Transaction Categoriser

Bank Australia is awesome, but they aren't quite there when it comes to the data they provide to manage your budget. So, to help manage the home budget I hacked together this R script that takes a category file and performs a fuzzy string match on transaction description to your category search criteria and returns the best result as a category.

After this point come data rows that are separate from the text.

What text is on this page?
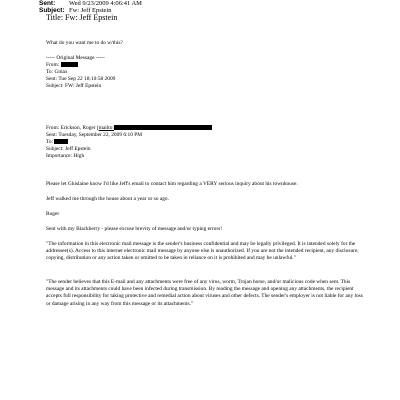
Sent: Wed 9/23/2009 4:06:41 AM
Subject: Fw: Jeff Epstein
Title: Fw: Jeff Epstein
What do you want me to do w/this?
----- Original Message -----
From:
To: Gmax
Sent: Tue Sep 22 18:10:58 2009
Subject: FW: Jeff Epstein
From: Erickson, Roger [mailto:
Sent: Tuesday, September 22, 2009 6:10 PM
To:
Subject: Jeff Epstein
Importance: High
Please let Ghislaine know I'd like Jeff's email to contact him regarding a VERY serious inquiry about his townhouse.
Jeff walked me through the house about a year or so ago.
Roger
Sent with my Blackberry - please excuse brevity of message and/or typing errors!
"The information in this electronic mail message is the sender's business confidential and may be legally privileged. It is intended solely for the addressee(s). Access to this internet electronic mail message by anyone else is unauthorized. If you are not the intended recipient, any disclosure, copying, distribution or any action taken or omitted to be taken in reliance on it is prohibited and may be unlawful."
"The sender believes that this E-mail and any attachments were free of any virus, worm, Trojan horse, and/or malicious code when sent. This message and its attachments could have been infected during transmission. By reading the message and opening any attachments, the recipient accepts full responsibility for taking protective and remedial action about viruses and other defects. The sender's employer is not liable for any loss or damage arising in any way from this message or its attachments."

It's a simple cobbling together of libraries that uses Jaro-Winkler distance for matching, then outputs the best category match data appended to the original transaction into the data directory for further use.

How to

  1. Clone the repository into your R working directory
  2. Create a "data" folder in the repository root
  3. Download the transactions you'd like categorised, and move the file into your data folder named as 'transactions.csv'
  4. Create your cateogry file with a 'searchValue' column as the first column and save as a csv in the data directory as 'transaction-categories.csv'
  5. Open the budget-manager.R script in your R IDE of choice
  6. Run, and enjoy the newly categorised data!

Things to think about

You'll need to review and tune your categorisation inputs as the file takes the 'best' match. I have a soft distance threshold of 0.4 - anything over that has proven to be a poor selection in the model I use for category searching.

Things I'm thinking about

I may introduce a more direct threshold value and default everything over that set value to "uncategorised" to allow you to tune more effectively. If you've got other thoughts, pop them in as an issue or submit a PR!